All local police departments should show their openness to the community by enabling citizens to file complaints about officers without fear of reprisal.
That means providing a form to anyone who requests it, no questions asked, and perhaps making the form available online.
While we have been critical of the trend of ambush videos that seem to serve little purpose other than to insult and humiliate police officers, they sometimes expose actual problems.
A recent video that circulated online, involves the camera operator repeatedly asking an Anderson Police Department officer for a form to file a complaint. The officer, who remains calm and polite throughout the video, says that it is against policy to give someone the form but that he can come inside and fill out the form with an officer.
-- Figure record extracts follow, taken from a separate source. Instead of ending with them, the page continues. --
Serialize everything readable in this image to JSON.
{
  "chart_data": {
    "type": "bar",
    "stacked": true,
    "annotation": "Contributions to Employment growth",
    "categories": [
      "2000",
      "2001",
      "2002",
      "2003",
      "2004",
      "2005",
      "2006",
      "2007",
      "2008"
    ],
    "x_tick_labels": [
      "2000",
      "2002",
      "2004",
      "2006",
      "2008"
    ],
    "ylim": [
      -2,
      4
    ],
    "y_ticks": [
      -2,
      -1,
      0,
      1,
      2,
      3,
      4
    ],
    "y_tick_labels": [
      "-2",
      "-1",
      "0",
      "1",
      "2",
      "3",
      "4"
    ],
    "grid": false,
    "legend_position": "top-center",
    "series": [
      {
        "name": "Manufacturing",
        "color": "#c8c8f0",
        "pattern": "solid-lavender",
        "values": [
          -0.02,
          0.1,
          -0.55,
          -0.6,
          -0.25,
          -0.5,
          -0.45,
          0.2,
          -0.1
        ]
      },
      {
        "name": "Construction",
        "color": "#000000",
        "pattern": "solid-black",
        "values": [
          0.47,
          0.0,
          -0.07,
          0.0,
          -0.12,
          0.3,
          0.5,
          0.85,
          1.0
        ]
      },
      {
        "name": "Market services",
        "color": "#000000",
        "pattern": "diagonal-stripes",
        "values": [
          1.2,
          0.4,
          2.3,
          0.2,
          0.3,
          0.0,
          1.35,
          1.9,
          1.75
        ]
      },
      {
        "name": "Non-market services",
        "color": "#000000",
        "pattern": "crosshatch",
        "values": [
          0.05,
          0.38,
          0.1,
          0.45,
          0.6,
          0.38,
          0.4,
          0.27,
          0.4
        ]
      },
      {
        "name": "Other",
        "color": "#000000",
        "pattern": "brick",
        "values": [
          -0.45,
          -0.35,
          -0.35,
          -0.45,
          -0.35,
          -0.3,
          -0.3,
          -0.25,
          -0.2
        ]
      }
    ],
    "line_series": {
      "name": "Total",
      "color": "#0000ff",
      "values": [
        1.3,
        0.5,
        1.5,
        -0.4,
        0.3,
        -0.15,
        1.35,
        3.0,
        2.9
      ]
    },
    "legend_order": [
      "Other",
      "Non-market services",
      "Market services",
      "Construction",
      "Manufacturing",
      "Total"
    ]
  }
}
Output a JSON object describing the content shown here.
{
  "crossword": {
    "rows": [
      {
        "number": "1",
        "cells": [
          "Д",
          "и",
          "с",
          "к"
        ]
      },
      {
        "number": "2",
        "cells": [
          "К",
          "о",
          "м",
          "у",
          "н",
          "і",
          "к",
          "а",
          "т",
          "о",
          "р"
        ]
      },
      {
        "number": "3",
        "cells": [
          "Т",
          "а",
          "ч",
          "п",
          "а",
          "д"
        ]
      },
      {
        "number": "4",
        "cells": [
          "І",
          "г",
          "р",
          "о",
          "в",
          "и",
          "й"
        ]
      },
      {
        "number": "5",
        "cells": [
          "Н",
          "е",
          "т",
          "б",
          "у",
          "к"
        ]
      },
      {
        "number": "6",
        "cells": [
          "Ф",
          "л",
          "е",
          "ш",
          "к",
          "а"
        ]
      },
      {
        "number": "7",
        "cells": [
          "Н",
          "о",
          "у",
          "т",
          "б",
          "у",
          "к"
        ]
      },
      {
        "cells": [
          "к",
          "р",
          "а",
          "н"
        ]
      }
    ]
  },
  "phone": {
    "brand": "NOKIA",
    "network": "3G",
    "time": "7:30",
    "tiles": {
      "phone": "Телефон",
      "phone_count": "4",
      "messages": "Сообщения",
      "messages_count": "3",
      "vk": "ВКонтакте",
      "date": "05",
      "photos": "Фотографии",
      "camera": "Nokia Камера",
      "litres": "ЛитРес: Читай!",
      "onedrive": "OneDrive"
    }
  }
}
Departments should have a complaint filing process that can be completed without the oversight of a police officer. The presence of an officer may intimidate some who wish to complain and may reduce the confidence that the complaint will be taken seriously.
On Tuesday morning, The New York Times reported unrest in Chicago with crowds clashing with police, believed to be sparked by officers shooting a 20-year-old man who police say fired at them first.
Chicago’s unrest may be the latest development in an ongoing movement across the country calling for a reform of police departments after the police killing of George Floyd in Minneapolis.
Now more than ever, our police departments should work with their communities to create an atmosphere of cooperation and transparency. This means facilitating an open dialogue with the citizens they are pledged to protect and serve.